[Bob Strong’s Holidays by John Conroy Hutcheson]@TWC D-Link bookBob Strong’s Holidays CHAPTER TWO 2/10
"He really did not mean any harm, poor fellow, I am sure he didn't!" "Then what did he do it for ?" asked the old gentleman snappishly, though both could see, from the merry twinkle in his eyes, that he was not in such a bad temper as he pretended to be.
"What did he do it for? That's what I'd like to know!" But, even the stranger lad, who had so unceremoniously intruded into the carriage, seemed to become aware as he confronted him that the Captain's `bark was worse than his bite'; for, dropping his snivel and looking his questioner manfully in the face, he at once went on to tell who he was and explain the reasons for his unexpected appearance on the scene--his earnest accents and honest outspokenness testifying to the truth of his statement in the opinion, not only of Bob and Nellie, but of the whilom grumpy old Captain as well. The lad said that his name was Dick Allsop and that he belonged to Guildford, the last station the train had passed, and the only one at which it had stopped since leaving Waterloo.

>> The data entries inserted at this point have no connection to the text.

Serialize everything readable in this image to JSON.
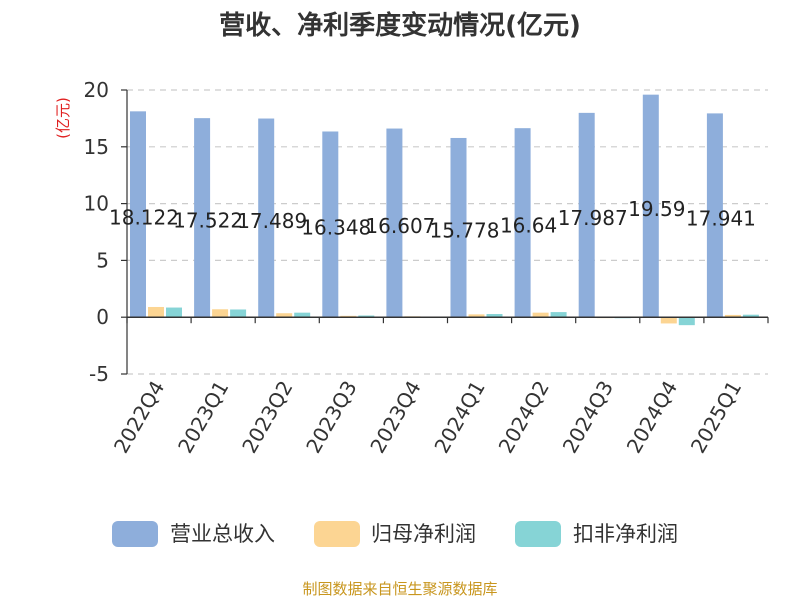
{
  "chart_data": {
    "type": "bar",
    "title": "营收、净利季度变动情况(亿元)",
    "ylabel": "(亿元)",
    "xlabel": "",
    "ylim": [
      -5,
      20
    ],
    "yticks": [
      -5,
      0,
      5,
      10,
      15,
      20
    ],
    "grid": true,
    "legend_position": "bottom",
    "categories": [
      "2022Q4",
      "2023Q1",
      "2023Q2",
      "2023Q3",
      "2023Q4",
      "2024Q1",
      "2024Q2",
      "2024Q3",
      "2024Q4",
      "2025Q1"
    ],
    "series": [
      {
        "name": "营业总收入",
        "color": "#8eaedb",
        "values": [
          18.122,
          17.522,
          17.489,
          16.348,
          16.607,
          15.778,
          16.64,
          17.987,
          19.59,
          17.941
        ],
        "data_labels": [
          "18.122",
          "17.522",
          "17.489",
          "16.348",
          "16.607",
          "15.778",
          "16.64",
          "17.987",
          "19.59",
          "17.941"
        ]
      },
      {
        "name": "归母净利润",
        "color": "#fcd593",
        "values": [
          0.9,
          0.7,
          0.35,
          0.12,
          0.08,
          0.25,
          0.4,
          0.05,
          -0.55,
          0.2
        ]
      },
      {
        "name": "扣非净利润",
        "color": "#86d4d6",
        "values": [
          0.85,
          0.68,
          0.4,
          0.15,
          0.06,
          0.28,
          0.45,
          0.04,
          -0.7,
          0.22
        ]
      }
    ]
  },
  "source": "制图数据来自恒生聚源数据库",
  "colors": {
    "title": "#333333",
    "ylabel": "#e02020",
    "axis": "#333333",
    "grid": "#cccccc",
    "source": "#c8961e"
  }
}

His father had died some years before, but his mother had lately got married again to a regular brute of a man, who behaved very badly to her and treated Dick, he averred, so cruelly, that he could not stand it any longer.
That very morning, Dick stated; he had beaten him so unmercifully that he had suddenly determined to run away to sea; and this was the reason why he wanted to get to Portsmouth. "But, you might have entered the carriage like a Christian!" interposed the Captain at this point of the lad's story.
"The train stopped long enough at Guildford for you to get in through the doorway, like any ordinary passenger, surely ?" "No, sir, I couldn't," answered the other.